Il documentario nasce con l’obiettivo di dare voce a storie, testimonianze e riflessioni per raccontare un fenomeno ancora drammaticamente presente nella società. Al centro, quelle forme di violenza che spesso si consumano nel silenzio e che rischiano, proprio per questo, di essere riconosciute troppo tardi.
A presentare il docufilm sono state Jo Squillo e la giornalista Francesca Carollo, da anni impegnate con Wall of Dolls nella sensibilizzazione sul tema della violenza sulle donne. Alla presentazione hanno partecipato anche Moira Cucchi ed Emanuela Carnini, entrambe vittime e sopravvissute alla violenza, con le loro testimonianze.
"Questo decimo documentario è uno strumento di informazione potente.
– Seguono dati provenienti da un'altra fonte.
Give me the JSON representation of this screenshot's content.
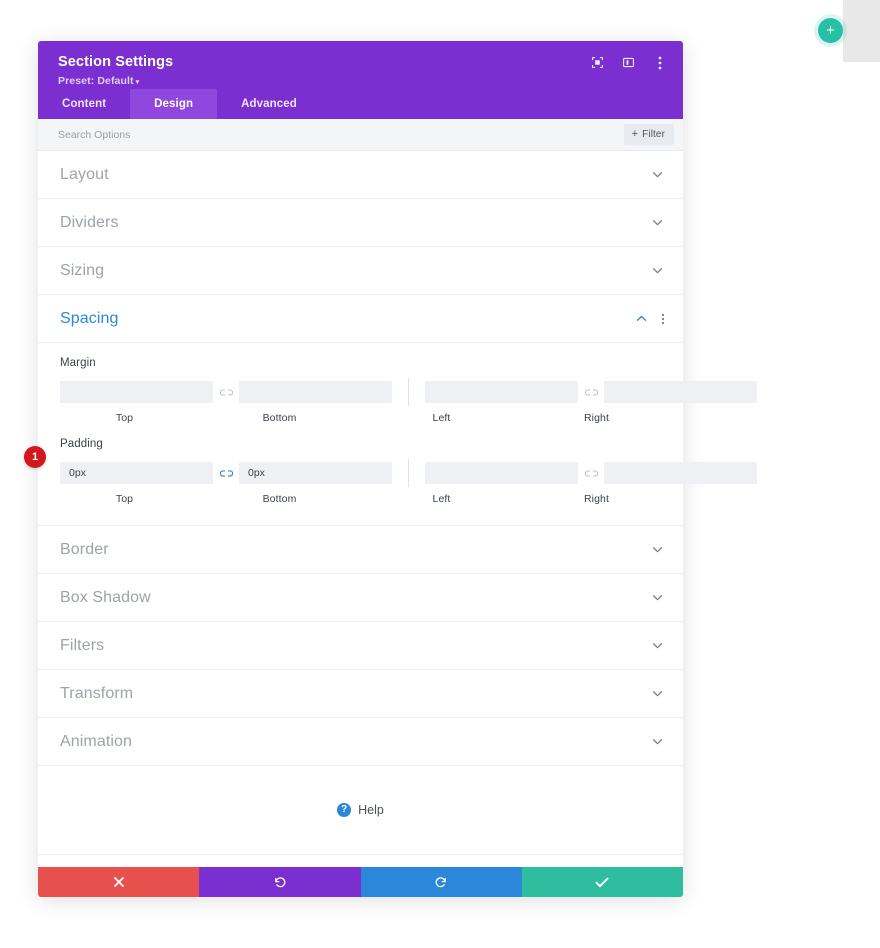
{
  "canvas": {
    "add_button_icon": "plus-icon"
  },
  "modal": {
    "title": "Section Settings",
    "preset_label": "Preset: Default",
    "preset_caret": "▾",
    "header_icons": [
      {
        "name": "focus-target-icon"
      },
      {
        "name": "split-view-icon"
      },
      {
        "name": "more-options-icon"
      }
    ],
    "tabs": [
      {
        "label": "Content",
        "active": false
      },
      {
        "label": "Design",
        "active": true
      },
      {
        "label": "Advanced",
        "active": false
      }
    ],
    "search": {
      "placeholder": "Search Options",
      "value": ""
    },
    "filter_button": {
      "label": "Filter",
      "plus": "+"
    },
    "sections_before": [
      {
        "label": "Layout",
        "open": false
      },
      {
        "label": "Dividers",
        "open": false
      },
      {
        "label": "Sizing",
        "open": false
      }
    ],
    "spacing": {
      "label": "Spacing",
      "open": true,
      "margin": {
        "title": "Margin",
        "top": {
          "value": "",
          "label": "Top"
        },
        "bottom": {
          "value": "",
          "label": "Bottom"
        },
        "left": {
          "value": "",
          "label": "Left"
        },
        "right": {
          "value": "",
          "label": "Right"
        },
        "link_tb_active": false,
        "link_lr_active": false
      },
      "padding": {
        "title": "Padding",
        "top": {
          "value": "0px",
          "label": "Top"
        },
        "bottom": {
          "value": "0px",
          "label": "Bottom"
        },
        "left": {
          "value": "",
          "label": "Left"
        },
        "right": {
          "value": "",
          "label": "Right"
        },
        "link_tb_active": true,
        "link_lr_active": false,
        "badge": "1"
      }
    },
    "sections_after": [
      {
        "label": "Border",
        "open": false
      },
      {
        "label": "Box Shadow",
        "open": false
      },
      {
        "label": "Filters",
        "open": false
      },
      {
        "label": "Transform",
        "open": false
      },
      {
        "label": "Animation",
        "open": false
      }
    ],
    "help": {
      "label": "Help",
      "icon_glyph": "?"
    },
    "footer_buttons": [
      {
        "name": "cancel-button",
        "icon": "close-icon",
        "color": "#e8504e"
      },
      {
        "name": "undo-button",
        "icon": "undo-icon",
        "color": "#7b2fd0"
      },
      {
        "name": "redo-button",
        "icon": "redo-icon",
        "color": "#2b87da"
      },
      {
        "name": "save-button",
        "icon": "check-icon",
        "color": "#2fbda0"
      }
    ]
  },
  "colors": {
    "header_purple": "#7b2fd0",
    "tab_active_purple": "#8f47dd",
    "accent_blue": "#2b87da",
    "badge_red": "#d2181f",
    "save_green": "#2fbda0",
    "cancel_red": "#e8504e",
    "add_teal": "#27bfa5"
  }
}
Il nostro obiettivo è portarlo nelle scuole e nelle manifestazioni, veicolarlo ai giovani, per aprire discussioni e creare consapevolezza", ha spiegato Francesca Carollo. "Perché se si riesce a riconoscere una violenza quando è ancora invisibile, si può fermarla prima che diventi tragedia".
Per Jo Squillo, i dieci documentari realizzati rappresentano "dieci passi di un viaggio" scelto da Wall of Dolls per continuare a raccontare. "La violenza invisibile" vuole portare alla luce ciò che spesso rimane nascosto e parlare soprattutto alle nuove generazioni. "Riconoscere la violenza è il primo passo per poterla fermare", sottolinea Squillo, indicando nella sensibilizzazione nelle scuole l’obiettivo primario dell’associazione.
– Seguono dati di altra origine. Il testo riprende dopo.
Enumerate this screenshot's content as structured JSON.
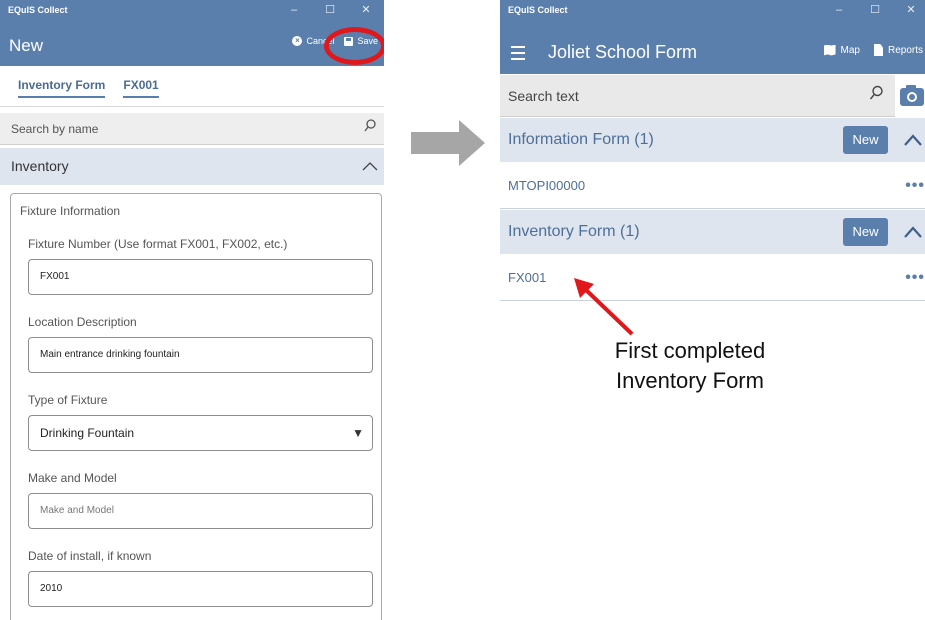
{
  "left": {
    "window_title": "EQuIS Collect",
    "window_controls": [
      "–",
      "☐",
      "✕"
    ],
    "page_title": "New",
    "cancel_label": "Cancel",
    "save_label": "Save",
    "breadcrumb": [
      "Inventory Form",
      "FX001"
    ],
    "search_placeholder": "Search by name",
    "section_title": "Inventory",
    "card_title": "Fixture Information",
    "fields": [
      {
        "label": "Fixture Number (Use format FX001, FX002, etc.)",
        "value": "FX001"
      },
      {
        "label": "Location Description",
        "value": "Main entrance drinking fountain"
      },
      {
        "label": "Type of Fixture",
        "value": "Drinking Fountain"
      },
      {
        "label": "Make and Model",
        "placeholder": "Make and Model"
      },
      {
        "label": "Date of install, if known",
        "value": "2010"
      }
    ]
  },
  "right": {
    "window_title": "EQuIS Collect",
    "window_controls": [
      "–",
      "☐",
      "✕"
    ],
    "page_title": "Joliet School Form",
    "map_label": "Map",
    "reports_label": "Reports",
    "search_placeholder": "Search text",
    "groups": [
      {
        "title": "Information Form (1)",
        "new_label": "New",
        "items": [
          "MTOPI00000"
        ]
      },
      {
        "title": "Inventory Form (1)",
        "new_label": "New",
        "items": [
          "FX001"
        ]
      }
    ]
  },
  "annotation": {
    "line1": "First completed",
    "line2": "Inventory Form"
  },
  "colors": {
    "accent": "#5b7fad",
    "section_bg": "#dfe5ef",
    "highlight_red": "#e0181b",
    "arrow_gray": "#a6a6a6"
  }
}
Il docufilm nelle scuole e nelle piazze -
L’obiettivo di Wall of Dolls è ora portare "La violenza invisibile" nelle scuole, nelle università, nei teatri, nelle piazze e nelle principali manifestazioni pubbliche. Il docufilm vuole diventare uno strumento di confronto, sensibilizzazione e prevenzione.
Attraverso le proiezioni e il successivo dibattito, l’associazione punta soprattutto a coinvolgere le nuove generazioni. L’intento è creare occasioni di dialogo per imparare a riconoscere i primi segnali della violenza, comprendere i meccanismi della manipolazione e promuovere una cultura fondata su rispetto, libertà e parità.
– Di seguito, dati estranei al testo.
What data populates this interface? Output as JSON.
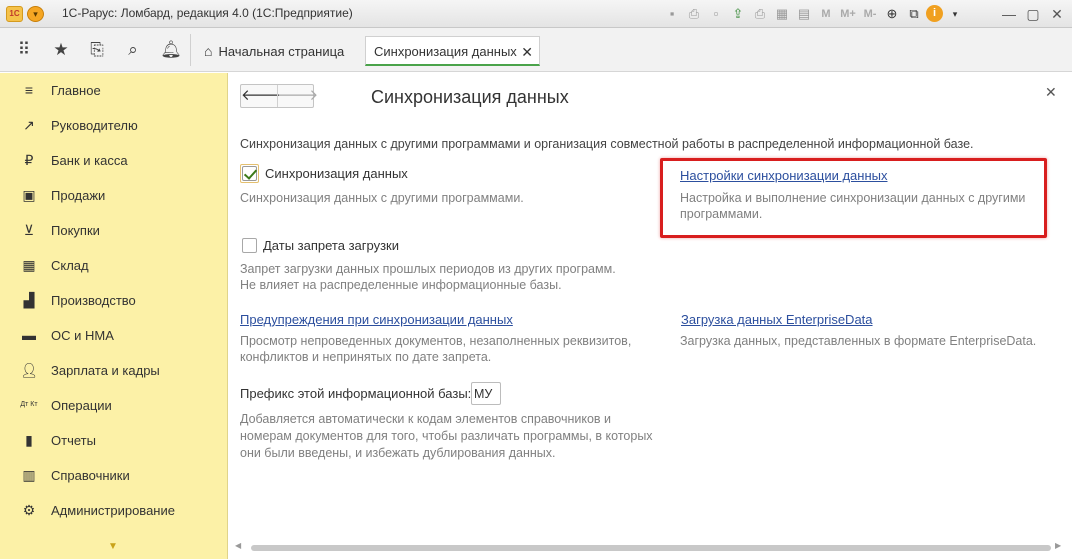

Un altro momento significativo si è svolto mercoledì sera sul Red Carpet del Lido di Venezia, dove Francesca Carollo e Jo Squillo hanno partecipato insieme a Maria Antonietta Rositani, vittima e sopravvissuta alla violenza sulle donne.
La sua presenza ha rappresentato una testimonianza di forza e rinascita: un messaggio che richiama l’importanza di sensibilizzazione, prevenzione e consapevolezza per aiutare le donne a riconoscere la violenza e trovare la forza di tornare a vivere.